Le président américain Donald Trump a publié le 8 mars sur Truth Social qu’il refuserait de signer tout projet de loi avant que la « Loi pour sauver l’Amérique » (SAVE Act) ne soit adoptée dans sa forme la plus forte. Cette déclaration a directement réduit l’espace de progression de la « Loi sur la transparence du marché des actifs numériques » (CLARITY Act), déjà en stagnation.
La Loi SAVE exige que les électeurs présentent une preuve de citoyenneté lors de l’inscription, un enjeu central de la réforme électorale poussée par l’administration Trump. Son adoption à la Chambre des représentants s’est faite entièrement selon la ligne partisane, mais au Sénat, sans soutien bipartisan, il reste un écart évident pour atteindre le seuil de 60 voix nécessaire pour bloquer une procédure.

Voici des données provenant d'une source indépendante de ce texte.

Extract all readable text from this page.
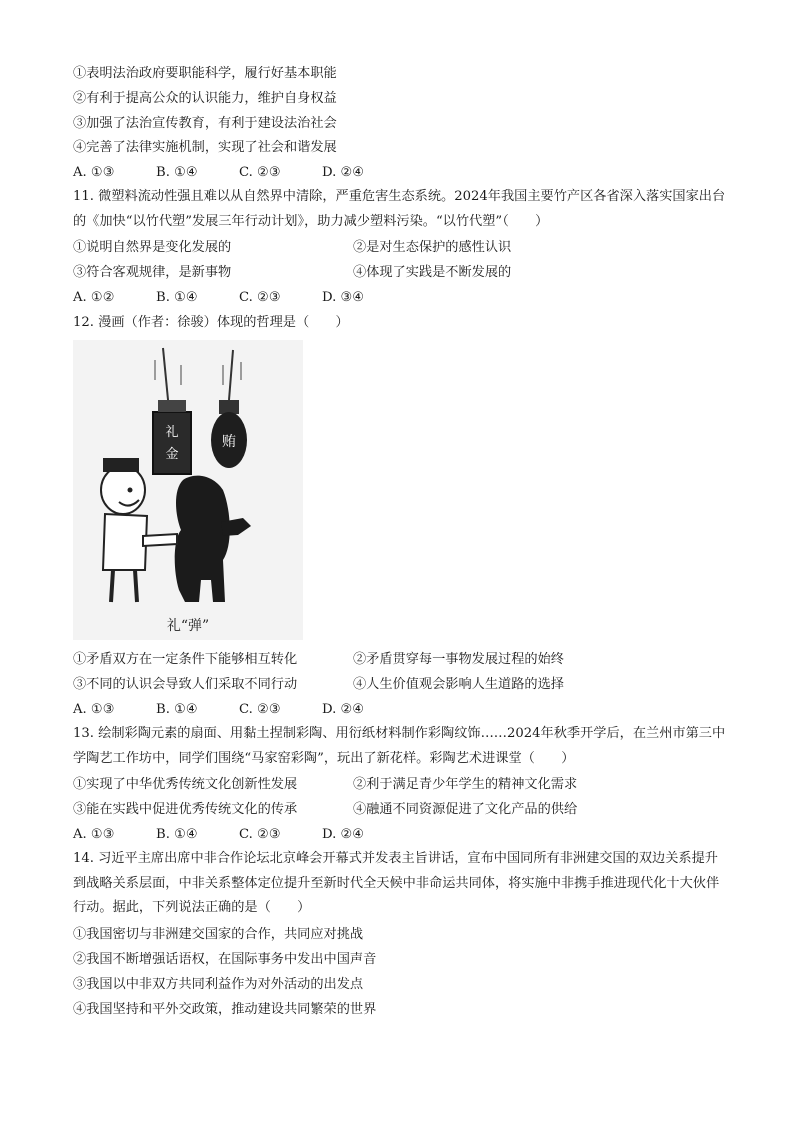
①表明法治政府要职能科学，履行好基本职能
②有利于提高公众的认识能力，维护自身权益
③加强了法治宣传教育，有利于建设法治社会
④完善了法律实施机制，实现了社会和谐发展
A. ①③	B. ①④	C. ②③	D. ②④
11. 微塑料流动性强且难以从自然界中清除，严重危害生态系统。2024年我国主要竹产区各省深入落实国家出台的《加快“以竹代塑”发展三年行动计划》，助力减少塑料污染。“以竹代塑”（　　）
①说明自然界是变化发展的	②是对生态保护的感性认识
③符合客观规律，是新事物	④体现了实践是不断发展的
A. ①②	B. ①④	C. ②③	D. ③④
12. 漫画（作者：徐骏）体现的哲理是（　　）
礼
金
贿
礼“弹”
①矛盾双方在一定条件下能够相互转化	②矛盾贯穿每一事物发展过程的始终
③不同的认识会导致人们采取不同行动	④人生价值观会影响人生道路的选择
A. ①③	B. ①④	C. ②③	D. ②④
13. 绘制彩陶元素的扇面、用黏土捏制彩陶、用衍纸材料制作彩陶纹饰……2024年秋季开学后，在兰州市第三中学陶艺工作坊中，同学们围绕“马家窑彩陶”，玩出了新花样。彩陶艺术进课堂（　　）
①实现了中华优秀传统文化创新性发展	②利于满足青少年学生的精神文化需求
③能在实践中促进优秀传统文化的传承	④融通不同资源促进了文化产品的供给
A. ①③	B. ①④	C. ②③	D. ②④
14. 习近平主席出席中非合作论坛北京峰会开幕式并发表主旨讲话，宣布中国同所有非洲建交国的双边关系提升到战略关系层面，中非关系整体定位提升至新时代全天候中非命运共同体，将实施中非携手推进现代化十大伙伴行动。据此，下列说法正确的是（　　）
①我国密切与非洲建交国家的合作，共同应对挑战
②我国不断增强话语权，在国际事务中发出中国声音
③我国以中非双方共同利益作为对外活动的出发点
④我国坚持和平外交政策，推动建设共同繁荣的世界
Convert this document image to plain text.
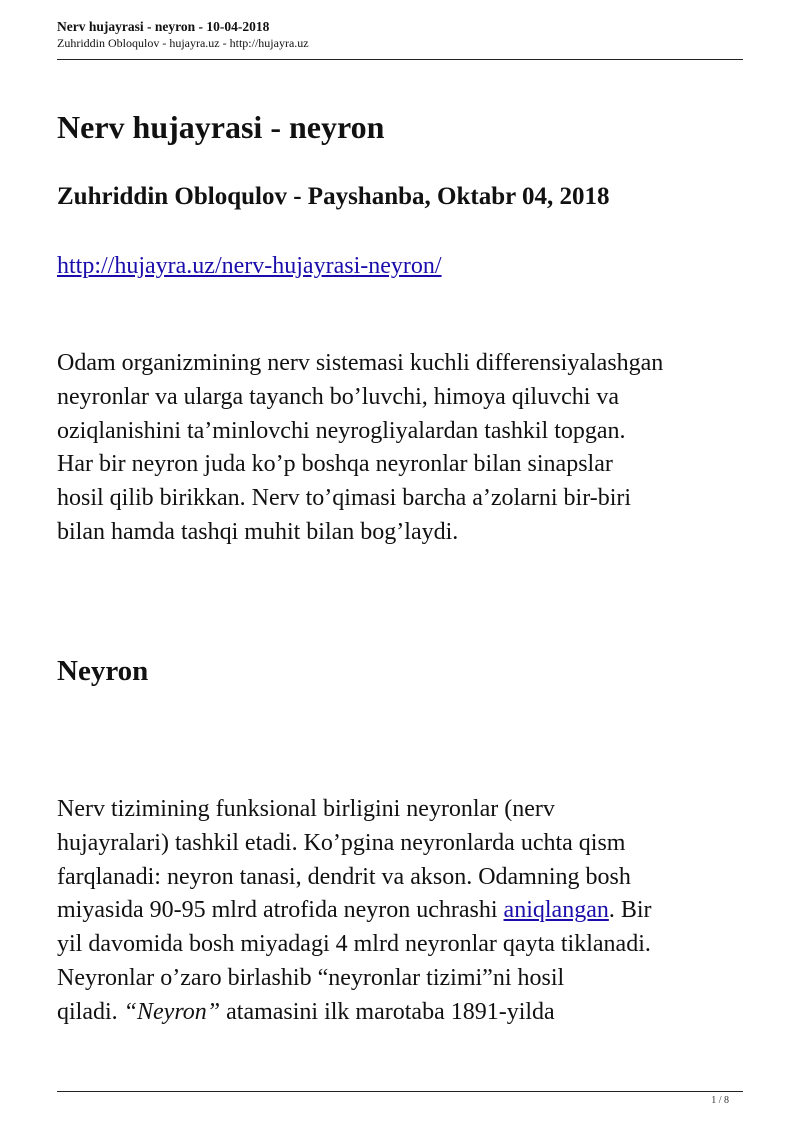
Nerv hujayrasi - neyron - 10-04-2018
Zuhriddin Obloqulov - hujayra.uz - http://hujayra.uz
Nerv hujayrasi - neyron
Zuhriddin Obloqulov - Payshanba, Oktabr 04, 2018
http://hujayra.uz/nerv-hujayrasi-neyron/

Odam organizmining nerv sistemasi kuchli differensiyalashgan
neyronlar va ularga tayanch bo’luvchi, himoya qiluvchi va
oziqlanishini ta’minlovchi neyrogliyalardan tashkil topgan.
Har bir neyron juda ko’p boshqa neyronlar bilan sinapslar
hosil qilib birikkan. Nerv to’qimasi barcha a’zolarni bir-biri
bilan hamda tashqi muhit bilan bog’laydi.

Neyron

Nerv tizimining funksional birligini neyronlar (nerv
hujayralari) tashkil etadi. Ko’pgina neyronlarda uchta qism
farqlanadi: neyron tanasi, dendrit va akson. Odamning bosh
miyasida 90-95 mlrd atrofida neyron uchrashi aniqlangan. Bir
yil davomida bosh miyadagi 4 mlrd neyronlar qayta tiklanadi.
Neyronlar o’zaro birlashib “neyronlar tizimi”ni hosil
qiladi. “Neyron” atamasini ilk marotaba 1891-yilda

1 / 8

La position ferme de Trump, « d’adopter la Loi SAVE d’abord ou de refuser de signer tout », crée une saturation directe des ressources législatives au Sénat. Comme l’a souligné Chad Steingraber, utilisateur connu de la plateforme X : « Le Sénat doit d’abord traiter la Loi SAVE, puis nous pourrons faire avancer la Loi CLARITY. Mais le temps presse. »
Même sans l’interférence extérieure de la Loi SAVE, la Loi CLARITY fait face à deux obstacles majeurs :
Le cœur du débat sur la Loi CLARITY concerne la possibilité pour les plateformes cryptographiques d’offrir aux détenteurs de stablecoins des récompenses similaires à des intérêts de dépôt, une opposition menée par des institutions financières :
Jamie Dimon, PDG de JPMorgan : affirme que des stablecoins rémunérés accentueront la fuite des dépôts des banques commerciales, sous pression continue du Conseil de recherche sur la politique bancaire.
Brian Moynihan, PDG de Bank of America : met en garde contre une perte de 30 % à 35 % des dépôts bancaires commerciaux.
Analyse du Département du Trésor américain : expose un risque potentiel proche de 6,6 trillions de dollars, rendant la rémunération des stablecoins un sujet hautement sensible pour la stabilité financière systémique.
Après son adoption par la Chambre en juillet 2025 avec un vote de 294 contre 134, la Loi CLARITY a été immédiatement mise en suspens au comité bancaire du Sénat. La date initiale de débat fixée au 15 janvier 2026 a été reportée indéfiniment après le retrait du soutien de Coinbase et d’autres acteurs majeurs pour les clauses sur les stablecoins ; le délai limite fixé par la Maison Blanche au 1er mars est passé sans décision.
(Source : Polymarket)
Le comité bancaire du Sénat prévoit de reprendre le débat mi-mars, avec des négociations pouvant s’étendre jusqu’en avril. Si la lutte autour de la Loi SAVE perdure, la régulation des cryptomonnaies pourrait être reportée après la mi-mandat de 2026.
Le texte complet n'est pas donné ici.